To be sure, both the terrain and the length of a person's legs will influence her pace length. Most folks shorten their stride when going up or down hill, and short folks (usually) take shorter strides. Still, 60 inches is a reasonable first approximation for many adults and most trails. (If you want to take the measure of your pace, lay out a 100-yard course on level ground and count how many paces it takes you to cover the distance. Repeat a few times and average the result. Than move the course to the side of a hill and repeat the exercise, going both ways. You'll soon know what your particular pace is under a variety of conditions.)

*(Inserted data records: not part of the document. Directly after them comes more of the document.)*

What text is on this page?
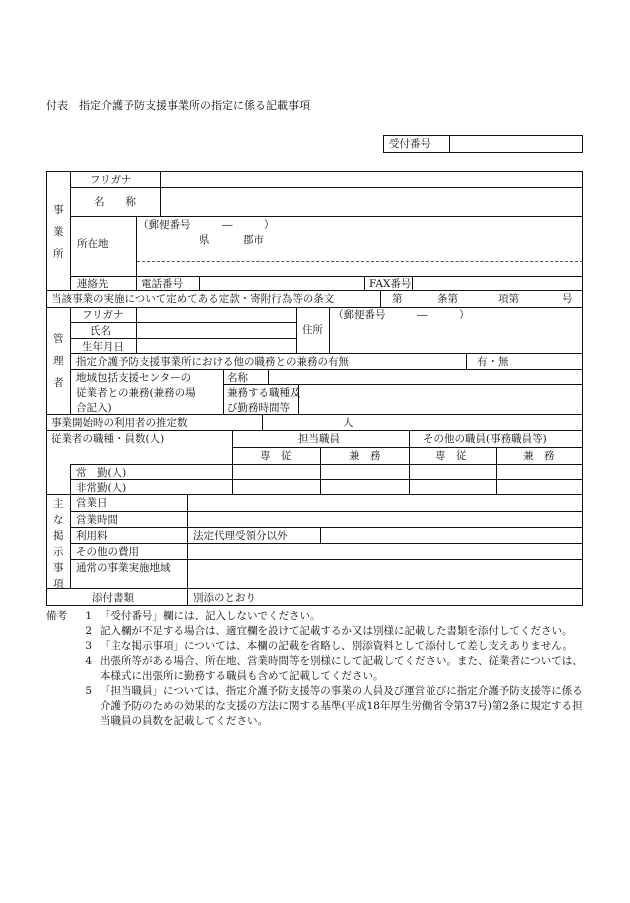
付表　指定介護予防支援事業所の指定に係る記載事項
受付番号
事
業
所
フリガナ
名　　称
所在地
（郵便番号　　　―　　　）
県	郡市
連絡先	電話番号	FAX番号
当該事業の実施について定めてある定款・寄附行為等の条文	第	条第	項第	号
管
理
者
フリガナ
氏名
生年月日
住所
（郵便番号　　　―　　　）
指定介護予防支援事業所における他の職務との兼務の有無	有・無
地域包括支援センターの
従業者との兼務(兼務の場
合記入)
名称
兼務する職種及
び勤務時間等
事業開始時の利用者の推定数	人
従業者の職種・員数(人)	担当職員	その他の職員(事務職員等)
専　従	兼　務	専　従	兼　務
常　勤(人)
非常勤(人)
主
な
掲
示
事
項
営業日
営業時間
利用料	法定代理受領分以外
その他の費用
通常の事業実施地域
添付書類	別添のとおり
備考	1 「受付番号」欄には、記入しないでください。
2 記入欄が不足する場合は、適宜欄を設けて記載するか又は別様に記載した書類を添付してください。
3 「主な掲示事項」については、本欄の記載を省略し、別添資料として添付して差し支えありません。
4 出張所等がある場合、所在地、営業時間等を別様にして記載してください。また、従業者については、本様式に出張所に勤務する職員も含めて記載してください。
5 「担当職員」については、指定介護予防支援等の事業の人員及び運営並びに指定介護予防支援等に係る介護予防のための効果的な支援の方法に関する基準(平成18年厚生労働省令第37号)第2条に規定する担当職員の員数を記載してください。
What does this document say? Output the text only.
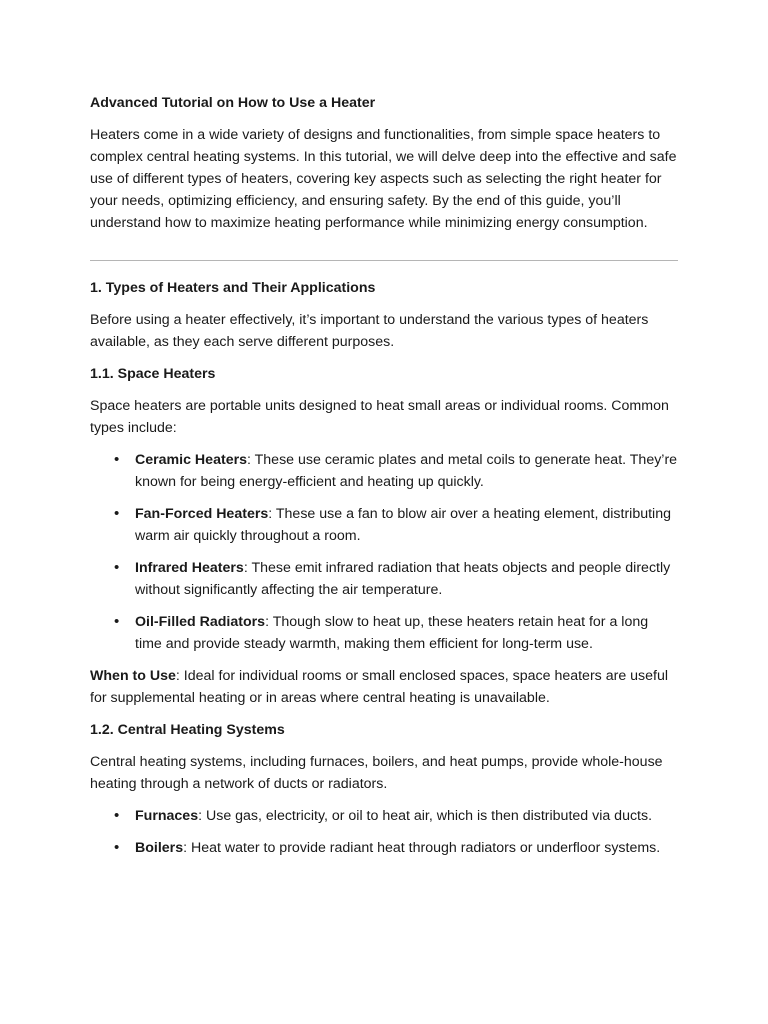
Advanced Tutorial on How to Use a Heater

Heaters come in a wide variety of designs and functionalities, from simple space heaters to complex central heating systems. In this tutorial, we will delve deep into the effective and safe use of different types of heaters, covering key aspects such as selecting the right heater for your needs, optimizing efficiency, and ensuring safety. By the end of this guide, you’ll understand how to maximize heating performance while minimizing energy consumption.

1. Types of Heaters and Their Applications

Before using a heater effectively, it’s important to understand the various types of heaters available, as they each serve different purposes.

1.1. Space Heaters

Space heaters are portable units designed to heat small areas or individual rooms. Common types include:

• Ceramic Heaters: These use ceramic plates and metal coils to generate heat. They’re known for being energy-efficient and heating up quickly.
• Fan-Forced Heaters: These use a fan to blow air over a heating element, distributing warm air quickly throughout a room.
• Infrared Heaters: These emit infrared radiation that heats objects and people directly without significantly affecting the air temperature.
• Oil-Filled Radiators: Though slow to heat up, these heaters retain heat for a long time and provide steady warmth, making them efficient for long-term use.

When to Use: Ideal for individual rooms or small enclosed spaces, space heaters are useful for supplemental heating or in areas where central heating is unavailable.

1.2. Central Heating Systems

Central heating systems, including furnaces, boilers, and heat pumps, provide whole-house heating through a network of ducts or radiators.

• Furnaces: Use gas, electricity, or oil to heat air, which is then distributed via ducts.
• Boilers: Heat water to provide radiant heat through radiators or underfloor systems.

Now let's take a closer look.

Pace Yourself!

Simple, yes? Step off with your right foot. Then, each time your left foot hits the ground, count one pace. One … two … three.… When you get to 60 (or whatever number you've arrived at for your pace), you've walked 100 yards. Pull down one bead from the nine-bead group.

Keep counting. And continue pulling down one more bead from the group of nine for every 60 paces. When you slide the ninth bead down, you've gone 900 yards. The next time your count reaches 60, you'll have traveled 1000 yards. That's when you pull down the first bead from the group of four and return all of the nine beads back to their starting position. Then continue counting.

Carry on like this until you reach the end of the trail, or until you've gone 5,000 yards, at which point you'll need to restore the beads from both groups to their starting positions and begin all over again. (I hope you don't have to make too many 5,000-yard portages!)

But what if the trail ends when you're only part of the way to 60 paces? Just tally the beads you've already pulled down and then add the proper proportional fraction of 100 yards: 15 paces equals 25 yards; 30 paces, 50 yards; and so on.

A little practice makes it obvious. Give it a try. With the beads keeping track of the total for you, the drill quickly becomes almost automatic, demanding only a small part of your attention. If you're like me, you'll soon be a compulsive counter of paces, and before you know it, you'll have a much better feel for the difference between "map miles" and miles on the ground. That can't help but make you a better navigator.

*

The armorers are thriving these days, and there's a lot in their arsenal that paddlers can find good uses for, too. Check out a few catalogs and see what's happened to war surplus in the years since the Berlin Wall came down. And happy shopping!